The exasperated Lucile leaned back among her pillows, and munched the candy with which she had generously supplied herself.
“You really all do make me tired,” she said between her bites. “I’ve told you over and over again that any one could see that he loved her from the way he gazed at her; that the picture she’s had all the year up to six weeks ago on her dresser was his; and that I know her heart is broken. Now, what more can I say?”
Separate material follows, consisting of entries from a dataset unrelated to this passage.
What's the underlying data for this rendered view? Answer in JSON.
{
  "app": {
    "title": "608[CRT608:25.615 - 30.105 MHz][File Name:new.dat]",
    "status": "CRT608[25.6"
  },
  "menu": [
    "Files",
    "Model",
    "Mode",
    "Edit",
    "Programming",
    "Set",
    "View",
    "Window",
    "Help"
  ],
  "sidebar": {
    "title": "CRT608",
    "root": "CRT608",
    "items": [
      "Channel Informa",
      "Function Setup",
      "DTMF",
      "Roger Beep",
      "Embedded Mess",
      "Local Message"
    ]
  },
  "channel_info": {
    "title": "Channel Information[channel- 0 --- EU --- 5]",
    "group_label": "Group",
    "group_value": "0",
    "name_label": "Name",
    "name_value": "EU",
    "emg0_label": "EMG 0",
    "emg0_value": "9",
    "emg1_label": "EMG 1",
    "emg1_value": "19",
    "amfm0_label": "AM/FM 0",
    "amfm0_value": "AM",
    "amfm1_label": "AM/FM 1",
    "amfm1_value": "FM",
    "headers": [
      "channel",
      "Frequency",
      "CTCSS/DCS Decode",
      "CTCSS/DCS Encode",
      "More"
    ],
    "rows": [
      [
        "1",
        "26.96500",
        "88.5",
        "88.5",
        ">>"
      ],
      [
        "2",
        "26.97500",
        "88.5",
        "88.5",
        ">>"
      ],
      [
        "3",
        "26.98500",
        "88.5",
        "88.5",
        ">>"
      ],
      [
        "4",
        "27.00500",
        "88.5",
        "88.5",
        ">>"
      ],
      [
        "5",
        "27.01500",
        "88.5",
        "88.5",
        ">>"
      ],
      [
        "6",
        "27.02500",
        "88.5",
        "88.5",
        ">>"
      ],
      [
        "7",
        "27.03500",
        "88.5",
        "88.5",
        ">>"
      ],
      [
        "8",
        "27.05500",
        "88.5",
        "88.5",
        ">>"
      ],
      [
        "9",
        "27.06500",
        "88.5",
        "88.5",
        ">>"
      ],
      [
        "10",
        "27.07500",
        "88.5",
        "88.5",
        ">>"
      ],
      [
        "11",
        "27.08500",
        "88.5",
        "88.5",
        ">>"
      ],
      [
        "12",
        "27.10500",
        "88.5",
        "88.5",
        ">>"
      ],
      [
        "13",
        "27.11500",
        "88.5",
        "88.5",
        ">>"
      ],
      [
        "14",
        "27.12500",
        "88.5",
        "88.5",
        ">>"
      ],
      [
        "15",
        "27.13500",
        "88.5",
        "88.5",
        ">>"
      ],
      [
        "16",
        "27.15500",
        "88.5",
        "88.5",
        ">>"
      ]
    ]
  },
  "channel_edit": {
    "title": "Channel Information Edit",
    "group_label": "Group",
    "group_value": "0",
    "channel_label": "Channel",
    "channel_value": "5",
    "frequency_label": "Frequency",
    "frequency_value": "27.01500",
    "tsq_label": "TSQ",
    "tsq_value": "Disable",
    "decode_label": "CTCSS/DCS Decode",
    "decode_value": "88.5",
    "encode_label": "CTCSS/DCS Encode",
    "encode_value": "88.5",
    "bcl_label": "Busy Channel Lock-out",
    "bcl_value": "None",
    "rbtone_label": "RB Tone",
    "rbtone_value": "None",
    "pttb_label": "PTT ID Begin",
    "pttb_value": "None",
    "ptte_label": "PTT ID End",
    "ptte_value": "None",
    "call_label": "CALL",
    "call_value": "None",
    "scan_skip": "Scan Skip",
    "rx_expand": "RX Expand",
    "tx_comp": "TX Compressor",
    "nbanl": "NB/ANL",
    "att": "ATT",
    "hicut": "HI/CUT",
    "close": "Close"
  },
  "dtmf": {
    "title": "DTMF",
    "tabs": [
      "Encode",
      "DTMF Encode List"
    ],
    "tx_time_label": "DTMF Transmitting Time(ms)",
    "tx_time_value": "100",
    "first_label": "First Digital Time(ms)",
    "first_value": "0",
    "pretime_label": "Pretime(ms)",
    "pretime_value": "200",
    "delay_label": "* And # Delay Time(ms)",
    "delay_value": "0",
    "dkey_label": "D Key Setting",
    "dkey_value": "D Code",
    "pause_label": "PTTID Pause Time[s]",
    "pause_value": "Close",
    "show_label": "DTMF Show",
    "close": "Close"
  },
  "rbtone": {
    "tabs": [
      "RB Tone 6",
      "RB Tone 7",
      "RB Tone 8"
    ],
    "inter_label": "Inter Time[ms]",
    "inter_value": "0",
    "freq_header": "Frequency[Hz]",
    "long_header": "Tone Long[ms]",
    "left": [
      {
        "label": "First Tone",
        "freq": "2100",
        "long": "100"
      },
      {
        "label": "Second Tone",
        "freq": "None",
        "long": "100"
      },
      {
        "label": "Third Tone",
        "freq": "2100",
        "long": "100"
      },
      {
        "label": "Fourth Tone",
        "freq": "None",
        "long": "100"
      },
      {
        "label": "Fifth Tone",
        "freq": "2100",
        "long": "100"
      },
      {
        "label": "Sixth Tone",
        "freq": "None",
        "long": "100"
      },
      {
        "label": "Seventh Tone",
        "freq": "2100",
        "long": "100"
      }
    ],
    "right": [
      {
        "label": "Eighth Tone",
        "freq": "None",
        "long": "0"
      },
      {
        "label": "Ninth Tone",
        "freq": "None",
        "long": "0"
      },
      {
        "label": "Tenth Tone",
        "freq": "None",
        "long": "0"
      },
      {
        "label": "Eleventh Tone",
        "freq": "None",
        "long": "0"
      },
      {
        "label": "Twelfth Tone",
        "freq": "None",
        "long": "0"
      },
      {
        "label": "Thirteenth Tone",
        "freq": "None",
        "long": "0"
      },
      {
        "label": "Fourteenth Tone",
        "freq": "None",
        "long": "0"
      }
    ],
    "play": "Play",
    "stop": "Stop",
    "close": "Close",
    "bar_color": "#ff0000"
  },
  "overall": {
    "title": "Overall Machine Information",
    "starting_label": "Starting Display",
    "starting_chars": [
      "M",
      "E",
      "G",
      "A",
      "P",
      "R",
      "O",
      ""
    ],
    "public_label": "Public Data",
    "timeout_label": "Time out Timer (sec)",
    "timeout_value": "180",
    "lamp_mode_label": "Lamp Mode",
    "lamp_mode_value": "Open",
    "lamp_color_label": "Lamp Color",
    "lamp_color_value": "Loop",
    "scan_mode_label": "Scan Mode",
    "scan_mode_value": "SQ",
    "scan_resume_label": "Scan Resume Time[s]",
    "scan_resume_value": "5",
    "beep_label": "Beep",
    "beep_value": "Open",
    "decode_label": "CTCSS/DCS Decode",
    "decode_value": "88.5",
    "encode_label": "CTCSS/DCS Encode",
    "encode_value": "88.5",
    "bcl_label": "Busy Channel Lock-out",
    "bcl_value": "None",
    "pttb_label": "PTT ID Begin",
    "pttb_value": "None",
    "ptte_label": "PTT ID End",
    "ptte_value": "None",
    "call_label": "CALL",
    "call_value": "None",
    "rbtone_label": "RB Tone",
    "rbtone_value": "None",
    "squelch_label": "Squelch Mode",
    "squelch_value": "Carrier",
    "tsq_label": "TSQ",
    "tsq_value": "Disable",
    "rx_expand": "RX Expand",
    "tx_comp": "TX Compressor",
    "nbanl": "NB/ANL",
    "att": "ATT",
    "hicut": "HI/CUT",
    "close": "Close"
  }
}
“It isn’t that we don’t believe you, Lucile,” Virginia hastened to explain. “It’s just—well, you see you do have a very romantic tendency, and—”
“Of course, I do. It’s my temperament. I’ve heard father say so a dozen times. Besides, I’ve lived in Paris, and the very stones of Paris breathe romance!”
“Well, I really think Lucile is right, sad as it seems. Miss Wallace hasn’t been herself since Easter; and it was just then that the picture disappeared from her dresser. Of course Lucile couldn’t have been with him a whole afternoon and not know his face; and, naturally, she would know how he treated her.” This announcement from Priscilla was not without effect.
“Of course I would,” reiterated the encouraged Lucile. “Didn’t I see him gaze at her, and call her ‘Margaret,’ and her, when she called him ‘Bob’?”
“Did you see him do anything but gaze?” asked Dorothy, still a little incredulous. “He seems to have gazed all the time.”